Wednesday, February 7, 2007

County won?t let Old Cutters skirt by

Commissioners schedule public hearing for March 6


By STEVE BENSON
Express Staff Writer

Remnants of the Old Cutters barn still mark the agricultural property planned to be the site of a new subdivision on the northeastern edge of Hailey. Photo by Mountain Express

Amid numerous ongoing concerns that access to the proposed Old Cutters subdivision in Hailey would create headaches for the county, the Blaine County Commission decided Tuesday to schedule a public hearing to address the issues.

The hearing will be held March 6 from 2 p.m. to 4 p.m. at the Old County Courthouse in Hailey.

As proposed, Old Cutters would include 149 residential units on a 143-acre parcel annexed into the northeast section of Hailey adjacent to the Buttercup subdivision, which was approved in the 1970s.

Blaine County officials have concerns that the new subdivision will stress Hiawatha Drive, which is located in the county, forcing regular maintenance and upgrades, and cause increased traffic in the Buttercup area.

The Hailey City Council was expected to grant preliminary plat approval for Old Cutters in late January, ending a series of delays that have dogged the proposal for nearly three years.

But Blaine County Commissioner Tom Bowman and county Administrator Stan McNutt attended the hearing and asked the city council to delay the vote until the road issues are addressed.

Hailey City Council members reacted strongly, expressing frustration over the county's actions.

"I'm starting to feel really embarrassed by this, and it's because the county at the last moment has decided to jump in with some non-proven theories of how things could be better," Hailey City Councilman Rick Davis said in January.

But as Blaine County Commissioner Larry Schoen noted Tuesday, the county has not jumped in "at the last moment."

"Communications from the county to the city have been explicit going back three years," Schoen said.

In fact, the county sent a letter to the city of Hailey in January 2004 stating, "Upon annexation, the county would expect the city to annex that segment of Hiawatha."

The commission also went on record in October 2006 that it preferred to "accomplish a route that keeps Cutters traffic out of the Buttercup subdivision," according to a staff report released by McNutt Tuesday.

That staff report was developed in response to a petition submitted to the county on Monday by James Speck, an attorney representing Old Cutters, Inc.

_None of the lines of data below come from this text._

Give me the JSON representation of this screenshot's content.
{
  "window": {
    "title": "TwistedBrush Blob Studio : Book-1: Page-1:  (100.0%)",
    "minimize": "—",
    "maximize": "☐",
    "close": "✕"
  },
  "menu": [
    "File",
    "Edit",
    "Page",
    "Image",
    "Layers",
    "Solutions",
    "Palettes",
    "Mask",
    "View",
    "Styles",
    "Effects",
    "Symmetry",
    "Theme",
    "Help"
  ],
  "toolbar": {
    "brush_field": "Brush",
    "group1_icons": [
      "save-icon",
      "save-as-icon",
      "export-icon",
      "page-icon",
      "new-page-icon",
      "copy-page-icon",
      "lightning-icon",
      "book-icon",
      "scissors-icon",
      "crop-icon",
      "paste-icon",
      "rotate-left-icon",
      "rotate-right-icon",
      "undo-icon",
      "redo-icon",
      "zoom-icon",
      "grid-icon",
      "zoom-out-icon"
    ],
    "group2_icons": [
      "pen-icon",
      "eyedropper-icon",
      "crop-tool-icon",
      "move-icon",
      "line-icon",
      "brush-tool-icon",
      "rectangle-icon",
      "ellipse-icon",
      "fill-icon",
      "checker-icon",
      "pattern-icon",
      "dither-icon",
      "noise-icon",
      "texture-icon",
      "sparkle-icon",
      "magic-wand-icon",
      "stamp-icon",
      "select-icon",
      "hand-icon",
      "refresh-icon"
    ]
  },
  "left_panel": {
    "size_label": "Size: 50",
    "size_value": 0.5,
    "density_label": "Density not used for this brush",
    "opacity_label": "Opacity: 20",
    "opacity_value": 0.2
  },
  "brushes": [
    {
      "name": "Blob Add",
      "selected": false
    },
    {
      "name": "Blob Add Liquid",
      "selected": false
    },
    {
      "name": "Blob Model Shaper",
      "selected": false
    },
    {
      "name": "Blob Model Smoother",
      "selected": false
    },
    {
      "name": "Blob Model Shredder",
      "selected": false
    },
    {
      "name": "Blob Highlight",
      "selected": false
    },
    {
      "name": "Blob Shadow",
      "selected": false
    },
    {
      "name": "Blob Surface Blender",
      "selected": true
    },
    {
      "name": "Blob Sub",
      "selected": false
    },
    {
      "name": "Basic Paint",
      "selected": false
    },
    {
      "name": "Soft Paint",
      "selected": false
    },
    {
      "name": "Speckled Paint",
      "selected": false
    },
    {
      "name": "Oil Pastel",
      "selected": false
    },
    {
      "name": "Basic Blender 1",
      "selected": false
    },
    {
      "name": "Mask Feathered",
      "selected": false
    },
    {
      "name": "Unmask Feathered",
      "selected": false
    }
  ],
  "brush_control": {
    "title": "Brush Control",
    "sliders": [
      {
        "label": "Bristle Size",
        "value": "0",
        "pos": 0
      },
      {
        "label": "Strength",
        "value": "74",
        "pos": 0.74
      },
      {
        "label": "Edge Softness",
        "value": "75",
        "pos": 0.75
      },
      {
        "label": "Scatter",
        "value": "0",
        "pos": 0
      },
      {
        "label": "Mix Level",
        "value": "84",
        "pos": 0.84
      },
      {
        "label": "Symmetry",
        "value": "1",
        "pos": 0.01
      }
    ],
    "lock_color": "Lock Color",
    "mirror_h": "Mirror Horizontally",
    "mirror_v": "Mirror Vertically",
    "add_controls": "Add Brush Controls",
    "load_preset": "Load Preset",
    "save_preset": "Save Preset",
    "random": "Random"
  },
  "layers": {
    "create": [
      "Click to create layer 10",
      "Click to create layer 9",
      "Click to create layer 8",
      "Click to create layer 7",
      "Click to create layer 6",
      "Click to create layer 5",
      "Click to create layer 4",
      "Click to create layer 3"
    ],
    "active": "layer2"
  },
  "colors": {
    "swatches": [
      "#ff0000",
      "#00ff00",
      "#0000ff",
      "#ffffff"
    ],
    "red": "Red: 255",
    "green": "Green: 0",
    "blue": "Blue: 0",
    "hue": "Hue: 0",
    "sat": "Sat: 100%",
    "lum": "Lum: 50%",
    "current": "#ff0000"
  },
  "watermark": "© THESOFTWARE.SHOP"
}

The petition requested a timely determination by the County Commission so as not to further delay the beginning of construction.

According to McNutt's report, County Engineer Jim Kuntz said any northern access to the subdivision will be a county road, and that southern access off Buttercup Road could be a city road, "if the road was annexed as requested."

The county believes the best option would be the construction of a bypass route to access the subdivision from the north, but that seems unlikely without the use of eminent domain.

County Commissioner Sarah Michael said the entire incident only strengthens the county's argument that regional planning must be initiated with all five cities and the county so everyone is on the same page in the future.

"I do believe we are going down the right path," Michael said.

"The good news is we recognize the issues we have to address and were dealing with it," Schoen added.

County Commissioner Tom Bowman was absent.